Let's take the subdomain impressions from bug 1062708 and calculate some classification coverage precision/recall. We'll probably have at least 2 sets of numbers: one for just unique subdomain coverage and another weighted by the number of impressions per subdomain.
Resetting to next iteration as i am currently working on sites co-occurrence data infernyx rules and analytics. If there's a pressing business need to get this data soon, I would like to look at it next iteration
site_stats_daily need to be rebuilt in order to run classification currently there only 20 sites in this table: psql (9.3.1, server 8.0.2) Type "help" for help. tiles=> select count(distinct(url)) from site_stats_daily where url != ''; count ------- 20 (1 row)
Only 6% of all the tile urls were classified by UP classification we use in ID. The list of categorized sites here: https://people.mozilla.org/~mzhilyaev/tiles/en-US.US.sites_categorized Statistics per UP category is here: https://people.mozilla.org/~mzhilyaev/tiles/en-US.US.cats_stats UP classifier will perform poorly on just domains or hosts. Also note that site impressions can not be simply added to get impression count for a category: same sports sites may occur on the same new-tab page. We need better strategy for audience sizing and do to so we need to understand audience segmentation.

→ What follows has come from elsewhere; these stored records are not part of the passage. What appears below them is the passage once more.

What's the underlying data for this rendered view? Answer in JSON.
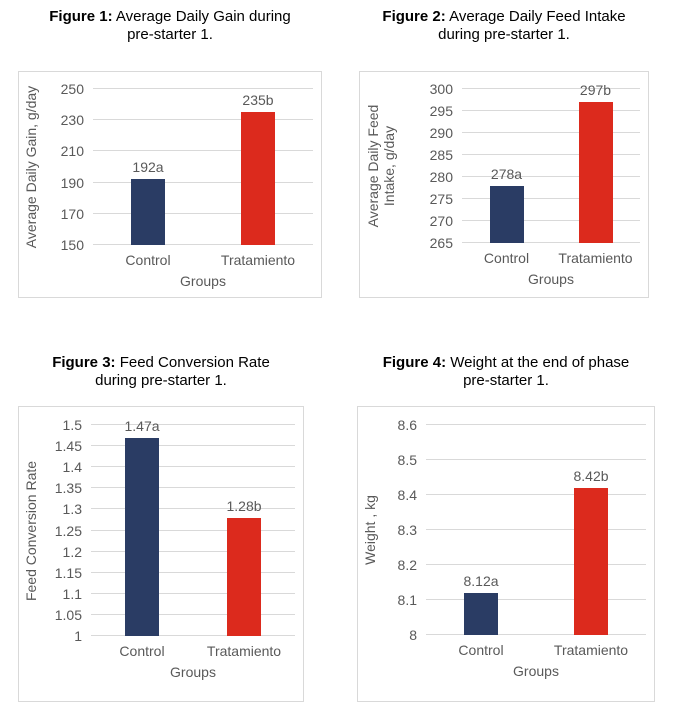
{
  "colors": {
    "control_bar": "#2A3C64",
    "treatment_bar": "#DC2A1D",
    "gridline": "#D9D9D9",
    "box_border": "#D9D9D9",
    "axis_text": "#595959",
    "title_text": "#000000"
  },
  "chart_data": [
    {
      "type": "bar",
      "title_bold": "Figure 1:",
      "title_line1": "Average Daily Gain during",
      "title_line2": "pre-starter 1.",
      "ylabel": "Average Daily Gain, g/day",
      "xlabel": "Groups",
      "categories": [
        "Control",
        "Tratamiento"
      ],
      "values": [
        192,
        235
      ],
      "data_labels": [
        "192a",
        "235b"
      ],
      "bar_colors": [
        "#2A3C64",
        "#DC2A1D"
      ],
      "ylim": [
        150,
        250
      ],
      "yticks": [
        150,
        170,
        190,
        210,
        230,
        250
      ],
      "ytick_labels": [
        "150",
        "170",
        "190",
        "210",
        "230",
        "250"
      ],
      "grid": true,
      "legend": "none"
    },
    {
      "type": "bar",
      "title_bold": "Figure 2:",
      "title_line1": "Average Daily Feed Intake",
      "title_line2": "during pre-starter 1.",
      "ylabel": "Average Daily Feed Intake, g/day",
      "xlabel": "Groups",
      "categories": [
        "Control",
        "Tratamiento"
      ],
      "values": [
        278,
        297
      ],
      "data_labels": [
        "278a",
        "297b"
      ],
      "bar_colors": [
        "#2A3C64",
        "#DC2A1D"
      ],
      "ylim": [
        265,
        300
      ],
      "yticks": [
        265,
        270,
        275,
        280,
        285,
        290,
        295,
        300
      ],
      "ytick_labels": [
        "265",
        "270",
        "275",
        "280",
        "285",
        "290",
        "295",
        "300"
      ],
      "grid": true,
      "legend": "none"
    },
    {
      "type": "bar",
      "title_bold": "Figure 3:",
      "title_line1": "Feed Conversion Rate",
      "title_line2": "during pre-starter 1.",
      "ylabel": "Feed Conversion Rate",
      "xlabel": "Groups",
      "categories": [
        "Control",
        "Tratamiento"
      ],
      "values": [
        1.47,
        1.28
      ],
      "data_labels": [
        "1.47a",
        "1.28b"
      ],
      "bar_colors": [
        "#2A3C64",
        "#DC2A1D"
      ],
      "ylim": [
        1,
        1.5
      ],
      "yticks": [
        1,
        1.05,
        1.1,
        1.15,
        1.2,
        1.25,
        1.3,
        1.35,
        1.4,
        1.45,
        1.5
      ],
      "ytick_labels": [
        "1",
        "1.05",
        "1.1",
        "1.15",
        "1.2",
        "1.25",
        "1.3",
        "1.35",
        "1.4",
        "1.45",
        "1.5"
      ],
      "grid": true,
      "legend": "none"
    },
    {
      "type": "bar",
      "title_bold": "Figure 4:",
      "title_line1": "Weight at the end of phase",
      "title_line2": "pre-starter 1.",
      "ylabel": "Weight , kg",
      "xlabel": "Groups",
      "categories": [
        "Control",
        "Tratamiento"
      ],
      "values": [
        8.12,
        8.42
      ],
      "data_labels": [
        "8.12a",
        "8.42b"
      ],
      "bar_colors": [
        "#2A3C64",
        "#DC2A1D"
      ],
      "ylim": [
        8,
        8.6
      ],
      "yticks": [
        8,
        8.1,
        8.2,
        8.3,
        8.4,
        8.5,
        8.6
      ],
      "ytick_labels": [
        "8",
        "8.1",
        "8.2",
        "8.3",
        "8.4",
        "8.5",
        "8.6"
      ],
      "grid": true,
      "legend": "none"
    }
  ]
}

I am closing this bug as it's formally fixed, but we MUST talk about how we segment and size the audience. This deserves a separate story bug in my opinion
What's the coverage weighted by impression? E.g., espn.go.com has 30789 impressions and was categorized but some.random.site.com with 1 impression wasn't categorized.
These will be columns 3 and 5 of https://people.mozilla.org/~mzhilyaev/tiles/en-US.US.cats_stats category,sites,impressions,% of total sites,% of total impressions UNCATEGORIZED,38043,5191729,93.38,86.66 fashion,7,61,0.02,0.01 ... sports,395,111758,0.97,15.94 Number in third column is the sum of all site impressions falling into the category Number in fifth column is the % of category impressions sum over total impressions sum All uncategorized site were put into UNCATEGORIZED category, which covers 93.38% of all sites, and 86.66% of the impression sum of all site's impressions.